Wir wussten, dass es ein großes Problem werden würde, aber wir hatten keine Ahnung, wie groß. Dass es 40 Millionen Menschen weltweit treffen würde.
Ihr Artikel beruhte nur auf einer Handvoll Fälle …
Es waren genau fünf Patienten, ja.Und trotzdem sahen Sie schon große Folgen voraus?
Fünf Fälle von schwer kranken Patienten mit unbekannter Diagnose in so kurzer Zeit, das ließ natürlich vermuten, dass es noch viel mehr solcher Fälle geben musste.Worauf waren Sie damals spezialisiert? Aids-Spezialisten konnte es ja noch keine geben.
Ich war ein klinischer Immunologe an der Uniklinik der UCLA in Los Angeles. Ich wurde routinemäßig konsultiert, wenn Patienten mit unklarer Diagnose, deren Krankheitsursache also nicht auf Anhieb erkennbar war, behandelt wurden. Und darum wurde ich auch einbezogen, als der erste dieser Patienten mit einer schweren Lungenentzündung in die Notaufnahme eingeliefert wurde. Es war in gewisser Weise also ein reiner Zufall, dass er ausgerechnet in ein akademisches Zentrum kam, wo wir an Ort und Stelle waren. Als andere Ärzte von diesem Fall erfuhren, überwiesen sie vier weitere Patienten mit vergleichbaren Symptomen an uns.Heißt das, dass es schon vorher Fälle gegeben haben könnte, die von den behandelnden Ärzten nur nicht erkannt wurden?
Die gab es ganz bestimmt. Nach der Publikation des Artikels erfuhr ich von vielen Ärzten, dass sie schon Monate vorher vergleichbare Fälle behandelt hatten.
Doch obwohl all diese Patienten innerhalb weniger Monate starben, schien sich zumindest die Öffentlichkeit kaum dafür zu interessieren. Die Resonanz in den Medien damals steht jedenfalls in keinem Vergleich zu der Aufregung, die Krankheiten wie Sars oder die Vogelgrippe heute auslösen können. Warum eigentlich?Es war eine andere Zeit. Die Öffentlichkeit war über Krankheiten einfach weniger aufgeklärt – und vielleicht auch nicht so sehr daran interessiert. Und dann kam noch dazu, dass es sich um Homosexuelle handelte, die damals am Rand der Gesellschaft standen, im Gegensatz zu heute.

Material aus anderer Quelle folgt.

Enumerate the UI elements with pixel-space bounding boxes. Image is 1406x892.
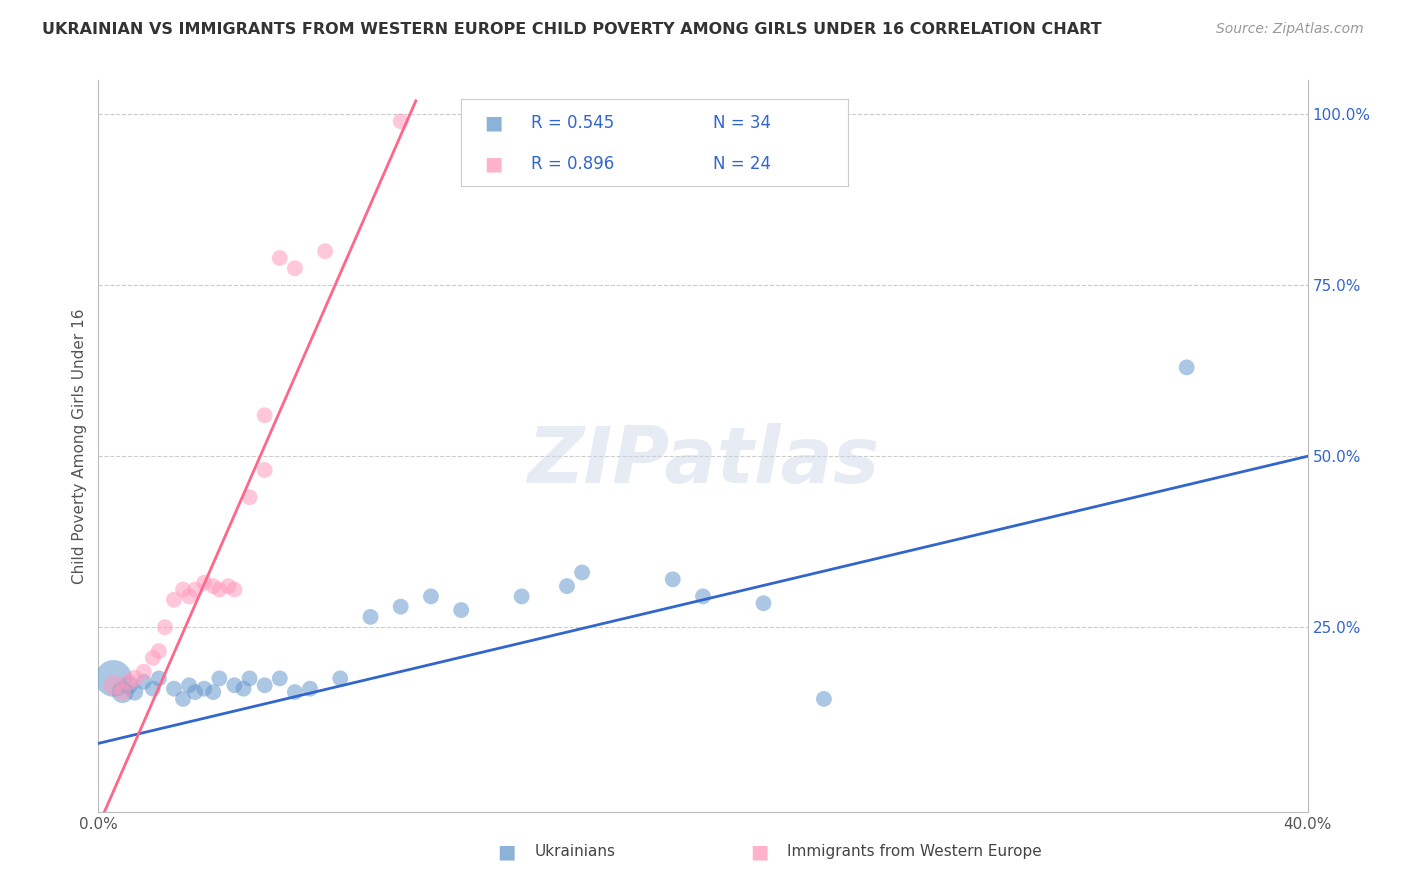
Point bbox=[118, 674, 141, 689]
Text: ■: ■ bbox=[749, 842, 769, 862]
Point bbox=[253, 463, 276, 477]
Point bbox=[193, 681, 215, 696]
Point bbox=[172, 692, 194, 706]
Point bbox=[329, 672, 352, 686]
Point bbox=[142, 651, 165, 665]
Text: Immigrants from Western Europe: Immigrants from Western Europe bbox=[787, 845, 1042, 859]
Point bbox=[420, 590, 443, 604]
Text: UKRAINIAN VS IMMIGRANTS FROM WESTERN EUROPE CHILD POVERTY AMONG GIRLS UNDER 16 C: UKRAINIAN VS IMMIGRANTS FROM WESTERN EUR… bbox=[42, 22, 1102, 37]
Point bbox=[163, 681, 186, 696]
Point bbox=[172, 582, 194, 597]
Point bbox=[389, 599, 412, 614]
Point bbox=[132, 674, 155, 689]
Point bbox=[571, 566, 593, 580]
Point bbox=[389, 114, 412, 128]
Point bbox=[142, 681, 165, 696]
Point bbox=[193, 575, 215, 590]
Point bbox=[208, 582, 231, 597]
Point bbox=[555, 579, 578, 593]
Point bbox=[184, 685, 207, 699]
Point bbox=[111, 685, 134, 699]
Point bbox=[813, 692, 835, 706]
Point bbox=[132, 665, 155, 679]
Point bbox=[232, 681, 254, 696]
Point bbox=[239, 672, 262, 686]
Text: ZIPatlas: ZIPatlas bbox=[527, 423, 879, 499]
Point bbox=[163, 592, 186, 607]
Y-axis label: Child Poverty Among Girls Under 16: Child Poverty Among Girls Under 16 bbox=[72, 309, 87, 583]
Point bbox=[118, 678, 141, 692]
Point bbox=[184, 582, 207, 597]
Point bbox=[253, 409, 276, 423]
Point bbox=[661, 572, 683, 586]
Text: ■: ■ bbox=[496, 842, 516, 862]
Point bbox=[314, 244, 336, 259]
Point bbox=[124, 685, 146, 699]
Point bbox=[284, 685, 307, 699]
Point bbox=[148, 672, 170, 686]
Point bbox=[208, 672, 231, 686]
Point bbox=[153, 620, 176, 634]
Point bbox=[103, 678, 125, 692]
Point bbox=[284, 261, 307, 276]
Point bbox=[217, 579, 239, 593]
Point bbox=[752, 596, 775, 610]
Point bbox=[148, 644, 170, 658]
Point bbox=[111, 685, 134, 699]
Point bbox=[360, 610, 382, 624]
Point bbox=[124, 672, 146, 686]
Point bbox=[450, 603, 472, 617]
Point bbox=[253, 678, 276, 692]
Text: Ukrainians: Ukrainians bbox=[534, 845, 616, 859]
Point bbox=[510, 590, 533, 604]
Point bbox=[239, 490, 262, 504]
Point bbox=[1175, 360, 1198, 375]
Text: Source: ZipAtlas.com: Source: ZipAtlas.com bbox=[1216, 22, 1364, 37]
Point bbox=[179, 590, 201, 604]
Point bbox=[202, 579, 225, 593]
Point bbox=[224, 582, 246, 597]
Point bbox=[179, 678, 201, 692]
Point bbox=[299, 681, 322, 696]
Point bbox=[224, 678, 246, 692]
Point bbox=[269, 672, 291, 686]
Point bbox=[202, 685, 225, 699]
Point bbox=[692, 590, 714, 604]
Point bbox=[103, 672, 125, 686]
Point bbox=[269, 251, 291, 265]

Aber auch die Reagan-Regierung ignorierte das Aids-Problem. Reagans späterer Regierungssprecher Pat Buchanan hatte 1983 sogar ganz unumwunden erklärt, dass Aids die Rache der Natur an den Homosexuellen sei.
Reagans innenpolitischer Berater damals war Gary Bauer, ein religiöser Konservativer, der das Ignorieren von Aids zu einem Bestandteil der innenpolitischen Agenda gemacht hatte.
Hätte eine andere Einstellung der Regierung damals helfen können, die explosionsartige Ausbreitung von Aids zu bremsen?
Ich denke schon. Tausende, wenn nicht sogar Zehntausende hätten eine Chance bekommen, Aids zu verhüten.
Allerdings hatte auch mangelndes Wissen viel zu seiner Ausbreitung beigetragen. So glaubten anfangs viele, dass nur Männer an dieser Krankheit sterben müssten.
Es gab eine große Scheu, über die Krankheit zu reden – auch, weil man nicht viel darüber wusste. Es dauerte ja allein drei Jahre, bis das verantwortliche Virus entdeckt und als Ursache akzeptiert wurde.
Aber Sie hatten doch von Anfang an ein Virus im Verdacht?
Ja, aber das war nur eine Vermutung. Ich hatte auf das Zytomegalievirus (CMV, ein Herpes-Virus, d.Red.) getippt – aber das war nicht die Ursache, sondern nur eine Begleiterscheinung der Krankheit.